The coronavirus pandemic placed unprecedented demands on Georgia’s public schools, from turning them into the state’s largest meal delivery service to forcing educators to teach children in classrooms and online at the same time, not unlike walking a tightrope while juggling three flaming torches.
In view of all schools have faced in the last year, you might assume the General Assembly would want to offer them a leg up rather than a kick in the gut. Yet, legislators are lacing up their boots to deliver new blows to education funding.
Under the guise of helping kids, three bills seek to expand vouchers. While the bills hide behind the new favored euphemism “education scholarships,” each diverts tax dollars from public schools to private ones.

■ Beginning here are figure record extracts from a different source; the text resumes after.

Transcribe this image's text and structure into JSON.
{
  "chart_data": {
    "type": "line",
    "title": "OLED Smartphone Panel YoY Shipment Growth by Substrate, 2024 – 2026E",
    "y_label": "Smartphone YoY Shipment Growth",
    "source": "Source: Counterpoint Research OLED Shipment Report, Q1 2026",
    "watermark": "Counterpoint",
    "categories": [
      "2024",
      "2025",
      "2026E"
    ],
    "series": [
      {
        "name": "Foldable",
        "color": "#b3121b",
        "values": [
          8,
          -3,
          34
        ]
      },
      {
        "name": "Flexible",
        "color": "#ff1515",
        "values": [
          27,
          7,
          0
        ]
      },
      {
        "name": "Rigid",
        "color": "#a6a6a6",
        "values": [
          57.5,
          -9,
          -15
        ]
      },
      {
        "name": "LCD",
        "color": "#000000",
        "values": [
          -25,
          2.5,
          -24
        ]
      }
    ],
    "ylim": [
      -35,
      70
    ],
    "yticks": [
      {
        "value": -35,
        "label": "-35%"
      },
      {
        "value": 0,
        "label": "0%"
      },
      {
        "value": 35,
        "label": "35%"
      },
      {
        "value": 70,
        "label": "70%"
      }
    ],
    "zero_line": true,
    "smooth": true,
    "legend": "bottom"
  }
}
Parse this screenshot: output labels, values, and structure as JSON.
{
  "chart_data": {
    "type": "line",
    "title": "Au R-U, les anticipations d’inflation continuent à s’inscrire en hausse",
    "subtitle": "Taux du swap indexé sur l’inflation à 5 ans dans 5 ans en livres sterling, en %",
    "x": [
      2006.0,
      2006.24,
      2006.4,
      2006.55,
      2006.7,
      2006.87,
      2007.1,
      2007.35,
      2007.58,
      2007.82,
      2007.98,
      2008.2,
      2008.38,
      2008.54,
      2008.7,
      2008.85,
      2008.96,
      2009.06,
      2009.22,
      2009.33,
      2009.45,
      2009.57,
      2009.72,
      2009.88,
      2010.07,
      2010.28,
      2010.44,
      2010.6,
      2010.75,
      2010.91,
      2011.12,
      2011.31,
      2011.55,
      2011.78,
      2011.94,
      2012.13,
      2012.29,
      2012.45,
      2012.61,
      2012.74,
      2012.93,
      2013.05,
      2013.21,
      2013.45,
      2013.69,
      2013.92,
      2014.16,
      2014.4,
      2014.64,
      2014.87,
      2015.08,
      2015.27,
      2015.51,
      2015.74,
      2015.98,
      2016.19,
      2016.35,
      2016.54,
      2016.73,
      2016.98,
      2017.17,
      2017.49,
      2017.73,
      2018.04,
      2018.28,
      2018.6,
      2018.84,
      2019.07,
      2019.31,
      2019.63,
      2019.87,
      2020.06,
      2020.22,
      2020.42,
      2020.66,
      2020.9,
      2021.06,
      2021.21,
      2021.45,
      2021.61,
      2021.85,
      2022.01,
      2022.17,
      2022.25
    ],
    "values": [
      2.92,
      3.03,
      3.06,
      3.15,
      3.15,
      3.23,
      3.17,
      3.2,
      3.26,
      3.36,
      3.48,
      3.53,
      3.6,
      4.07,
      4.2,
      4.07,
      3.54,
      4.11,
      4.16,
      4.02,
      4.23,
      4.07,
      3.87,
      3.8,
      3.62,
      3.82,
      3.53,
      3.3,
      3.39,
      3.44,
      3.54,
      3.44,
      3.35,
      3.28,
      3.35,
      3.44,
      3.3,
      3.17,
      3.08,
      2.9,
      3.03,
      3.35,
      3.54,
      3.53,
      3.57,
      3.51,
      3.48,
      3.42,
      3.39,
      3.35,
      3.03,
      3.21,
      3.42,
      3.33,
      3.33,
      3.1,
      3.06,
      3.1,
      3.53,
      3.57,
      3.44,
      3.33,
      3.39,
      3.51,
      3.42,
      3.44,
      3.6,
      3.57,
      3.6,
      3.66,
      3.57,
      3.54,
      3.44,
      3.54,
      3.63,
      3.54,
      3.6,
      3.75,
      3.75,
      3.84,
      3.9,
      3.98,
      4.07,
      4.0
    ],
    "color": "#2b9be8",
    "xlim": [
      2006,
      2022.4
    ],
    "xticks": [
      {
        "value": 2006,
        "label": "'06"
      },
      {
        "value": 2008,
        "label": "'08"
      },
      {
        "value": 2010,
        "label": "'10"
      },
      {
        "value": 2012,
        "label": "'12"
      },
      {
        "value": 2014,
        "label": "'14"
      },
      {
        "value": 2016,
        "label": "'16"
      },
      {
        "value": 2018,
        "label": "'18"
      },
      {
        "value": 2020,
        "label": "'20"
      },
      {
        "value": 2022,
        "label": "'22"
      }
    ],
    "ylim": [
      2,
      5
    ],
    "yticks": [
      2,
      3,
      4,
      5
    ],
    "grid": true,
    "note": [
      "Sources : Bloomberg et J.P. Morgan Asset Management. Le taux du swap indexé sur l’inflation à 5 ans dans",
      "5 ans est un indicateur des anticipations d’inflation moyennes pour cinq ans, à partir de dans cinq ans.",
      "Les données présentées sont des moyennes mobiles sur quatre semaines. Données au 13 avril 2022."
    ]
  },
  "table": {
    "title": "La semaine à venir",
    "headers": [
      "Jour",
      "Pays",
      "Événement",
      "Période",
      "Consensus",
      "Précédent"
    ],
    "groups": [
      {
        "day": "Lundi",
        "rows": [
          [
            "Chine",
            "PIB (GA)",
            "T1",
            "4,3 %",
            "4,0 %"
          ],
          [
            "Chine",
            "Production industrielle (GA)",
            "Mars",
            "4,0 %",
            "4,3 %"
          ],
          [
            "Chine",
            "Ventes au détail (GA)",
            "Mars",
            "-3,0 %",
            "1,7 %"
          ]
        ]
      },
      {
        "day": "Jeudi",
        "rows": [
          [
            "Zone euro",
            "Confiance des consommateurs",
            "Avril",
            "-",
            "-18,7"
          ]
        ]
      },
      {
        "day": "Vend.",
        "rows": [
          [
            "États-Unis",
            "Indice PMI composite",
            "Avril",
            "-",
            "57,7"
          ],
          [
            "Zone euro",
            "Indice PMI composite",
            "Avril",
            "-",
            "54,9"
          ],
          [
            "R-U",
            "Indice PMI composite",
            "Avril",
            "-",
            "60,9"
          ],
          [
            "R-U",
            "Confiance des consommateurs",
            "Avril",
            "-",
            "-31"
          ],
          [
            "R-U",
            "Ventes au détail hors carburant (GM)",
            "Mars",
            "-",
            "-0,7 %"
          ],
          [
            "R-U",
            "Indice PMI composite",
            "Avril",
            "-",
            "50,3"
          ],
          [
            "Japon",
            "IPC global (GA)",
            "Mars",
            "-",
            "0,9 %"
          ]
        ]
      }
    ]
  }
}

“We are reeling from a decade or so of harsh budget cuts, yet rather than support the entire public education system of 1.7 million students, the Legislature is allowing a continual trickle of tax dollars to private schools,” said Stephen Owens, an analyst with the Georgia Budget & Policy Institute. “It is hard to see the amount of funding going to private schools in Georgia without any expectation of accountability, while public schools continue to be underfunded.”
Scheduled to be discussed today in a 1 p.m. House Education Committee meeting, House Bill 60 would create a new private school voucher program, the “Georgia Educational Scholarships” Act. Under the bill, about $422 million in tax dollars could be diverted from public schools into personal voucher accounts.
Among the students eligible under HB 60 for a voucher: those in school districts that did not provide “100%” face-to-face instruction during the COVID-19 pandemic. The language in the bill listing says vouchers should be given to students who:
Spent the previous school year enrolled in a public school which is part of a local 1school system not offering an option for students to receive 100 percent of instruction in person for at least one semester.
Yet, HB 60 does not prohibit students from taking their voucher to private schools that didn’t provide 100% in-person instruction during the pandemic.
House Bill 142 would increase a private school scholarship fund underwritten by tax credits. Fully implemented, HB 60, HB 142 and SB 47 would cost the state $546 million annually, said Owens, who is a former research and data analyst at the Georgia Department of Education.
Presented last week to a Senate education meeting, Senate Bill 47 would broaden Georgia’s Special Needs Scholarship, a voucher program enacted in 2007 for children with documented disabilities who require special education services. The legislation would extend vouchers to children who can learn in a regular classroom with accommodations, such as note-taking aids, extended time on tests and assignments, and behavioral supports.
SB 47 broadens special needs vouchers to the 58,000 public school students under what are known as 504 plans requiring, if necessary, some classroom accommodation. But the legislation goes even further, providing vouchers to students without a 504 plan if their parents produce a justifying diagnosis from a physician or psychologist.
“You are being asked to potentially double the special needs voucher program for students who do not need specialized instruction and who will then go to schools where they will not have the same protections as they do in public schools. It just does not make sense. It’s also not a great use of money,” said Gretchen Walton, compliance and legislative affairs officer at the Cobb County School District.
To determine whether the voucher is well spent, SB 47 only calls for “an annual survey of participating parents’ satisfaction with the program, their satisfaction with the private school, and their likelihood of recommending the program.”
“How does a parent survey show that voucher money is actually being used for children? There is no accountability in this bill for the use of funds. There is no tracking of student progress,” said Walton. “There needs to be a true accounting of the return on investment of these funds, just like public schools have accountability through the College and Career Ready Performance Index and Governor’s Office of Student Achievement.”
Not only is there no tracking of student performance in the voucher bills, but taxpayers can’t see the financials of the private schools receiving their tax dollars, said Robert Costley of the Georgia Association of Educational Leaders, adding, “How can we send hundreds of millions of tax dollars to private schools and not check on the kids? We don’t get to see their audit findings or their test scores.”